Aya would though. Her reckless shout from atop Looking Glass Rock, on the edge of the world it seemed at the time, "Show me, God, you damn Universe, show that I'm real and I'm not just a glimmer of neuro-biological software or fancy quantum math!  I dare you!" freaked the fuck out of me and changed us forever. For the Universe does listen, and will respond.

"My sister went in these pipes," I say. "I want to go after her."

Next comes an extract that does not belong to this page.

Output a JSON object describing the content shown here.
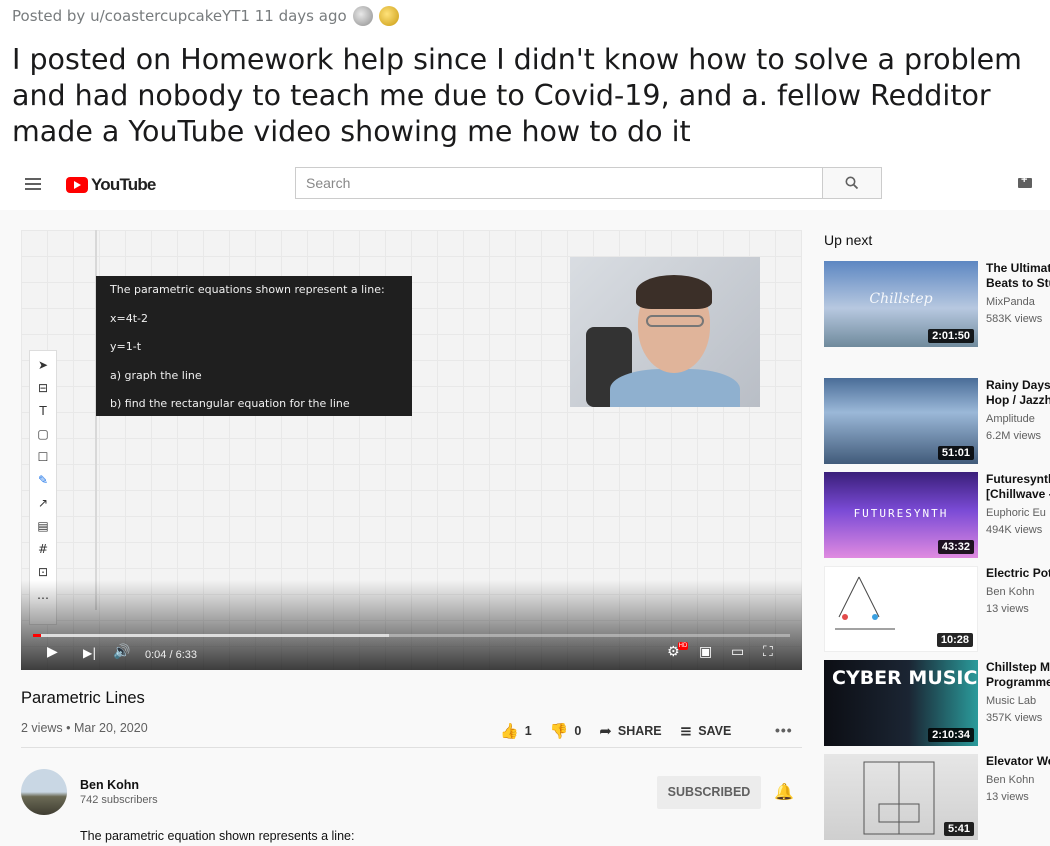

Butterfly looks at me, her eyes blue, though one is a grayish shade lighter than the other. "At the age of 13, some doctors and my parents mixed my imagination with illness and I spent a year in a mental asylum. Now they think I have wisdom. It's made it easy for me to hook up with evil, you know, the advertisers, the commodifiers, the hunters of cool, they try to figure me out, figure out all of us kids, but they're all specializing in channel idents and image. I don't mind whoring myself out as a trend scout, they get it wrong even when I tell them the truth."

She squeezes my hand. "I'll take you. You are a Lucifer kind of devil. Bringer of light and carrier of darkness... Trying too hard to dance."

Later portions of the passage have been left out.